L’un des points forts de l'alternance est d’avoir un suivi permanent par deux personnes référentes :
• Le maître d’apprentissage (en entreprise) : son rôle essentiel est d'intégrer l'alternant, de l’accompagner dans ses missions, de lui transmettre son savoir-faire et de lui apporter des méthodes de travail.
• Le tuteur académique (au centre de formation) : son rôle est d’assurer l’acquisition des connaissances théoriques et de s’assurer que le travail réalisé en entreprise est bien en adéquation avec la mission convenue et le diplôme préparé. Le tuteur pédagogique est là pour suivre les résultats scolaires de l'apprenti et l'aider à trouver des solutions en cas de difficultés.

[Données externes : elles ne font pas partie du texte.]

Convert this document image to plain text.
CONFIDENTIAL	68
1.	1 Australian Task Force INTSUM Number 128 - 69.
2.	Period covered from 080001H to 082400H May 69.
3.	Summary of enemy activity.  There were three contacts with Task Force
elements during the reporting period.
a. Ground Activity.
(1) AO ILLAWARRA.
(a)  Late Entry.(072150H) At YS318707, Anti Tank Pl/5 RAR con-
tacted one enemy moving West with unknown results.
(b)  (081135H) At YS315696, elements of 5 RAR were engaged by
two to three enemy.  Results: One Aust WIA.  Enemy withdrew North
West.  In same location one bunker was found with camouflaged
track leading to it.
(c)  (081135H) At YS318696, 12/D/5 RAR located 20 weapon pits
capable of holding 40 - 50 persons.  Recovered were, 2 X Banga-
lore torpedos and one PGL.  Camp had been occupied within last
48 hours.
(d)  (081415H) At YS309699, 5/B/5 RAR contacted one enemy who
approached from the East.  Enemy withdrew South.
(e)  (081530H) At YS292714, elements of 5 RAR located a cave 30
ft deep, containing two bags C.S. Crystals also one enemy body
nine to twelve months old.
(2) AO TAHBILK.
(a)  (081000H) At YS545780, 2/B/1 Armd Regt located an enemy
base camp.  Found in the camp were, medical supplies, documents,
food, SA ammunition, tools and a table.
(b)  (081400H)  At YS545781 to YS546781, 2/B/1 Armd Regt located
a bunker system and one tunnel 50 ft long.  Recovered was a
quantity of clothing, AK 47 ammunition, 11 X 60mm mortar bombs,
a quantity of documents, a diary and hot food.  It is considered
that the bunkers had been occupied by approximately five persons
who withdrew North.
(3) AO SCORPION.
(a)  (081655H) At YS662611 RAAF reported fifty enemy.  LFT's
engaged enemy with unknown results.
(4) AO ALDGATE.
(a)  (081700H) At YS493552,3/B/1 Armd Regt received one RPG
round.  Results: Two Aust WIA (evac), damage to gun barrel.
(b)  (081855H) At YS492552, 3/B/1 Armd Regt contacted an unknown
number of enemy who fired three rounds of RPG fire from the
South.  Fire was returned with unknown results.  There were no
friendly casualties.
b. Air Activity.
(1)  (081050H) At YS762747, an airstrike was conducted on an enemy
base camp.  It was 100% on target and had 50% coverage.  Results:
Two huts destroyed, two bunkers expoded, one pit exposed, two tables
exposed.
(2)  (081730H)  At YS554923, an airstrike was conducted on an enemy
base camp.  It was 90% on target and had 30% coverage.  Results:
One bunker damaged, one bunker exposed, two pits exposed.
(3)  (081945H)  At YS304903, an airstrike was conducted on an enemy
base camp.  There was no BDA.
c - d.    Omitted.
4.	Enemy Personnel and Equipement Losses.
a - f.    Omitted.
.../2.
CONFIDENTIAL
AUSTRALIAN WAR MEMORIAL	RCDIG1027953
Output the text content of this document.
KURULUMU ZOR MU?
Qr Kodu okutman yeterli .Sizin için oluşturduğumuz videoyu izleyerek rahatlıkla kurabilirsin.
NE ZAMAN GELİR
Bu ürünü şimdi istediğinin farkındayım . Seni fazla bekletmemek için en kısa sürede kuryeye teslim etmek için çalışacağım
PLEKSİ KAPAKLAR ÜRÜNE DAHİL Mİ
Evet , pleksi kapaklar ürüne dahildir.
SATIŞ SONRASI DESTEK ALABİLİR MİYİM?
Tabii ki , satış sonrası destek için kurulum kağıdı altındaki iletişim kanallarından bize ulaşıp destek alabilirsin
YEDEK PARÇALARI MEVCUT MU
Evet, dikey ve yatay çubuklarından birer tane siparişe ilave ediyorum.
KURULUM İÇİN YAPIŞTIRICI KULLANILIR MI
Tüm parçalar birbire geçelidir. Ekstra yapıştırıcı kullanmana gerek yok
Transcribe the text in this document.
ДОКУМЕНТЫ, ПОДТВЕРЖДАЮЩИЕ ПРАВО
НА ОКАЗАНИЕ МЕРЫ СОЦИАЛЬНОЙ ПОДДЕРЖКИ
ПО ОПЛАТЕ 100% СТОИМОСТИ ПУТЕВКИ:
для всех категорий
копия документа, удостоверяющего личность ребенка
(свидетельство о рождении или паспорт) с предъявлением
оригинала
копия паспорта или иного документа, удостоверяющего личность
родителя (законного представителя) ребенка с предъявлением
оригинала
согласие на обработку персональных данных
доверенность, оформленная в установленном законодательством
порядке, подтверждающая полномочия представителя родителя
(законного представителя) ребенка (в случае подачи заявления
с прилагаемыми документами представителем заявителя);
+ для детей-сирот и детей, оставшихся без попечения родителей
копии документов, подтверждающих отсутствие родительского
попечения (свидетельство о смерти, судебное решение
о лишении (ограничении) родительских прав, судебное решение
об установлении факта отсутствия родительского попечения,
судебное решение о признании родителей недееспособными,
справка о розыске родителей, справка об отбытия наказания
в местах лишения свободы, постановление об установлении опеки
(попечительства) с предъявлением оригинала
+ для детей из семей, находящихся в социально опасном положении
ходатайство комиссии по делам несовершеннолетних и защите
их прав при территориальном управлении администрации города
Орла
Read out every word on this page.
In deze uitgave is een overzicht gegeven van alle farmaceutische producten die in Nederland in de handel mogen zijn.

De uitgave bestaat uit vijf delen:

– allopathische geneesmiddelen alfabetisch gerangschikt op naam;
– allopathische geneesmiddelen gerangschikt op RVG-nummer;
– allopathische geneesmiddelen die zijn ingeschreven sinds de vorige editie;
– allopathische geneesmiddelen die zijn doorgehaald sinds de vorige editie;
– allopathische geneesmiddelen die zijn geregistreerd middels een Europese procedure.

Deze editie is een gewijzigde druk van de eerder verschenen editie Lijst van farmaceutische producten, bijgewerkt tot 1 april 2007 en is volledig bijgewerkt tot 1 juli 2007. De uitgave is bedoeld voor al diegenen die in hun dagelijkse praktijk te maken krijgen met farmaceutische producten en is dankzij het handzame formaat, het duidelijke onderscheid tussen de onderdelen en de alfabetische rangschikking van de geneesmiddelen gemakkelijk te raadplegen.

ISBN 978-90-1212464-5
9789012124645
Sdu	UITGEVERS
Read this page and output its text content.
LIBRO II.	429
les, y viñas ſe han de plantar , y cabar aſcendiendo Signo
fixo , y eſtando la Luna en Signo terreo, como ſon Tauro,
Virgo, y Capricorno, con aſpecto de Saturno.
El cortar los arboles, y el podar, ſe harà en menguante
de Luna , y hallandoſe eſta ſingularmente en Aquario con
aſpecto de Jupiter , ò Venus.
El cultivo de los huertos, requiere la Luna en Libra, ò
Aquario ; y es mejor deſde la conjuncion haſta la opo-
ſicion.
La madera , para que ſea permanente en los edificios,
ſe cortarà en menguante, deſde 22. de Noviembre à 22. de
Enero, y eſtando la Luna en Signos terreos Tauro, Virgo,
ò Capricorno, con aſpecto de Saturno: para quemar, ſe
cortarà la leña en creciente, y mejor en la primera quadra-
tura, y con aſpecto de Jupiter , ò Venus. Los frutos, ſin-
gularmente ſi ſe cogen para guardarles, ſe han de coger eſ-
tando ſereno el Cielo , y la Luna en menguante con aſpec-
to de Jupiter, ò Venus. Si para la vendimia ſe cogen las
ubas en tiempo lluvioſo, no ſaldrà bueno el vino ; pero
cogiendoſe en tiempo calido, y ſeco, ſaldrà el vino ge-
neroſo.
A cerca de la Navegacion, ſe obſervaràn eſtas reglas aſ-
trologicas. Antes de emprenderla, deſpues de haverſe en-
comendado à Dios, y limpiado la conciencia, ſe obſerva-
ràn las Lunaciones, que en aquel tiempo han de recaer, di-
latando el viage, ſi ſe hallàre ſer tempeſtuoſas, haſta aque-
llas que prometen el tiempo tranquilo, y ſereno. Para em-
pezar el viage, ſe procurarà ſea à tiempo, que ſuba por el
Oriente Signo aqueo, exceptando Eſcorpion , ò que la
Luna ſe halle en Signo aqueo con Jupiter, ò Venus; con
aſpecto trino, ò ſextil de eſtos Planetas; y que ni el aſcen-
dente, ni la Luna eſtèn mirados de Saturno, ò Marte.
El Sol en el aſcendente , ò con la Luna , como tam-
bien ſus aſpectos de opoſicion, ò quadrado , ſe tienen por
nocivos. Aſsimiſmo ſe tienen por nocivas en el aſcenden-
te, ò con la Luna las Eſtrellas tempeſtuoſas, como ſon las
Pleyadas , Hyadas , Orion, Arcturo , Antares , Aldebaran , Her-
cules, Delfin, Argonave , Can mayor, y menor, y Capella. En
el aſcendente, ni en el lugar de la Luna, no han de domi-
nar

Ce double suivi est considéré comme idéal et rassurant, car il crée le lien entre les études théoriques et le réel de l’entreprise. Les échanges réguliers se font lors d’entretiens ou au moyen du carnet de liaison ou d'outils numériques appelés livrets électroniques de l'apprentissage (LÉA).
Si l'alternance est une voie d'excellence, elle n'en est pas moins exigeante. L'alternant doit être capable de gérer les allers-retours entre la formation et le lieu de travail, autrement dit d'organiser une "double vie"!
L'alternance impose un rythme de travail soutenu. L'un des défis majeurs pour l'alternant est de jongler entre ses obligations de salarié (comportement professionnel, obligation de résultat) et ses obligations d'étudiant.
• Son temps de travail est identique à celui des autres salariés de l'entreprise (généralement 35 h/semaine). Il a l'obligation d'être présent durant les périodes de cours, qui sont comprises dans le temps de travail effectif et rémunérées.
• Il ne bénéficie plus des congés universitaires, mais uniquement des cinq semaines de congés payés en entreprise.
• Le rythme d’alternance (qui varie, ex. : une semaine/une semaine, deux jours/trois jours, ou un mois/un mois) peut générer du stress et demande une excellente organisation.
• L'alternance peut parfois impliquer un éloignement entre le lieu de formation et l’entreprise, ce qui entraîne des frais liés au double logement et au transport. Ce coût important n'est pas toujours couvert par le salaire.
Malgré ces difficultés, l'expérience en entreprise apporte un gain considérable. La gestion de cette double vie permet à l'alternant d’acquérir de la maturité et de développer rapidement sa capacité à s'adapter à toutes situations de travail.
Comme le souligne un directeur des Ressources humaines, l'alternance est "un accélérateur d'expérience dans le monde de l'entreprise". C'est une formidable expérience qui permet de gagner du temps et qui constitue un énorme atout pour une insertion professionnelle aisée.
En somme, l'alternance dans le supérieur est aujourd'hui une relation gagnant-gagnant pour l'alternant, l’employeur et l’établissement de formation.
C'est une formation exigeante, mais qui permet de prendre de l'avance dans sa carrière et de décrocher un diplôme d’excellence avec une expérience concrète.